Lack of legal basis and ambiguities in the official version on the arrest of Bishop Mata
in DIVERGENTES, July 5, 2026 by Catalina Fabbri
The Ministry of the Interior of Nicaragua reported that the Bishop Emeritus of Estelí, Juan Abelardo Mata, was moved to his home “in perfect conditions” after a police investigation, after several days went by without official information about his whereabouts after his arrest. Lawyers consulted warn that the press release presented ambiguities and lacked a clear legal basis, which generated doubts about the procedure and its legality.
What they said:
“The Ministry of the Interior of the Government of National Reconciliation and Unity of Nicaragua reports to our People that after a necessary inquiry into the origin of properties and family connections which do not coincide with the priestly condition of the Bishop Emeritus Abelardo Mata, he has returned to his home, where he remains in perfect conditions.
Mr. Abelardo Mata has provided statements on different episodes of violations of National Laws, which the Nicaraguan People have been aware of at different moments and times…” reads the press release published by the Ministry of the Interior.
Classification: Not trustworthy
The Ministry of the Interior of Nicaragua this 4th of July issued a press release where Nicaraguans are informed that the bishop emeritus of the Diocese of Estelí, Juan Abelardo Mata, a critic of the regime of Daniel Ortega and Rosario Murillo, was sent to his home “in perfect conditions”, after being the subject of investigation on the part of the National Police.
Mata was abducted by the dictatorship on June 30, 2026 and it was not until today [July 5] that the regime provided an idea about his whereabouts.
The Ministry of the Interior emphasized in their statement that “Mr. Abelardo Mata has provided statements on different episodes of violations of National Laws, which the Nicaraguan People have been aware of at different moments and times.”
Nevertheless, a lawyer consulted by DIVERGENTES under condition of anonymity questioned the press release, because according to the Ministry of the Interior bishop Mata was investigated “about the origin of properties and family connections which do not coincide with the priestly condition,” while the regime omitted saying what the concrete irregularity was which the authorities found and the legal relationship that exists with the 80 year old Catholic bishop.
“This press release generates ambiguity and can be interpreted as a statement without a legal basis, in addition to using subjective and political language,” said the lawyer. He added that the state authorities are insinuating that the bishop has assets or family relationships which they consider irregular or questionable.

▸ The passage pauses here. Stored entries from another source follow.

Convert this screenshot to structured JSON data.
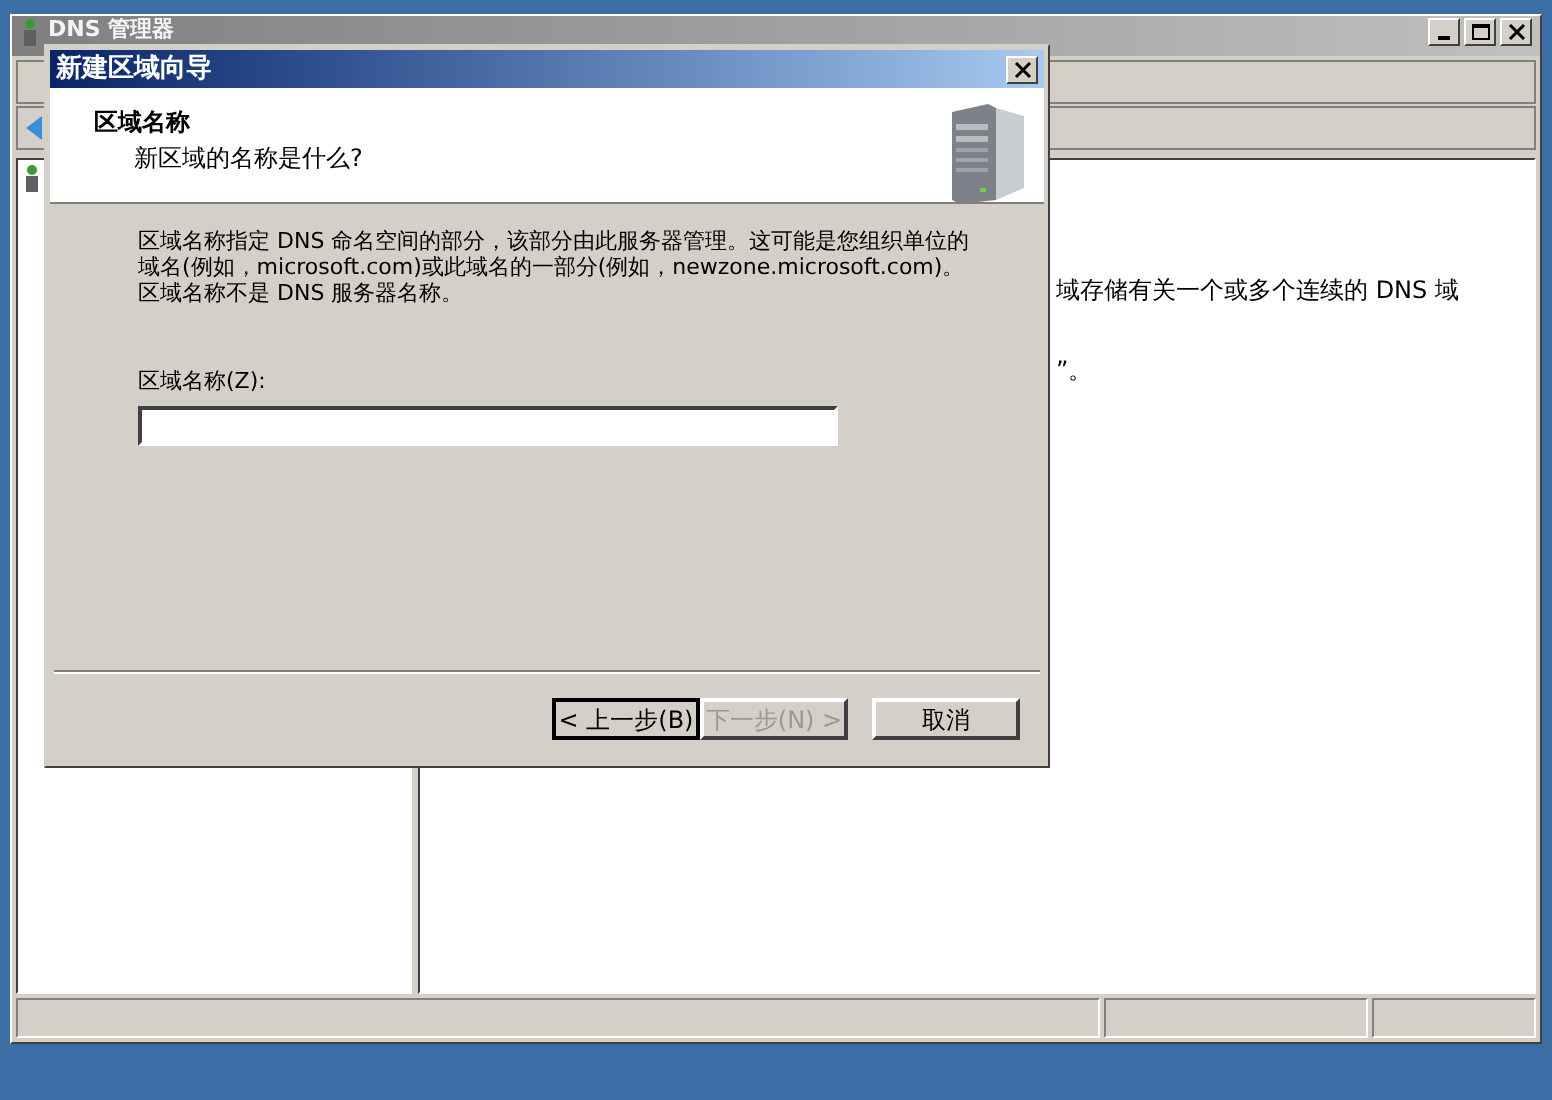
{
  "main_window": {
    "title": "DNS 管理器",
    "details_lines": [
      "域存储有关一个或多个连续的 DNS 域",
      "”。"
    ]
  },
  "dialog": {
    "title": "新建区域向导",
    "heading": "区域名称",
    "subheading": "新区域的名称是什么?",
    "description": "区域名称指定 DNS 命名空间的部分，该部分由此服务器管理。这可能是您组织单位的域名(例如，microsoft.com)或此域名的一部分(例如，newzone.microsoft.com)。区域名称不是 DNS 服务器名称。",
    "field": {
      "label": "区域名称(Z):"
    },
    "buttons": [
      {
        "label": "< 上一步(B)",
        "disabled": false,
        "default": true
      },
      {
        "label": "下一步(N) >",
        "disabled": true,
        "default": false
      },
      {
        "label": "取消",
        "disabled": false,
        "default": false
      }
    ]
  }
}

He emphasized that the language of “not coinciding with the priestly condition” is not a clear legal term, “in my judgement it is a moral and political judgement which shows a clear designation or discrediting of him as a critical figure of the Church. At no point is it a formal legal accusation…There is a lack of procedural and temporal precision.
The lawyer added that expressions like “our people”, “respect and consideration which characterize organizations” are evaluative and not appropriate for an official press release, which is why he clarified that in administrative law, communiques should be “objective, technical and neutral.”
In other words, according to the lawyer, there is the absence of a legal basis for “his abduction”. First, the press release says that “he has provided statements on episodes of violations of National Laws”, but later says that “he has been treated with respect”, which denotes “an indirect accusation, while later they try to soften, which generates incoherence in the narrative.”
Finally, the lawyer emphasized that the communication of the Ministry of the Interior did not indicate what the investigative process was, which authority ordered it, whether an administrative resolution exists, what its properties were, what connection exists with the relative, nor does it cite the legal norm which allows those authorities to carry out an investigative process.
The banished lawyer, Yader Morazán in his Facebook account, also referred to the communication of the regime stating that “there is no legal process in Nicaragua which would allow detaining a bishop for days to “investigate properties and family connections!”
Morazán recalled that Mata was “arbitrarily detained”, when after celebrating a mass, the bishop asked people to pray for the “persecuted Church.” The lawyer was clear with his position: “They are shooting themselves in the foot by admitting an act of pure abduction. The penal process requires a judge, defense and time frames; administrative law does not involve detention, and civil law, an ordinary adversarial trial. What the regime describes is a public confession of repression.”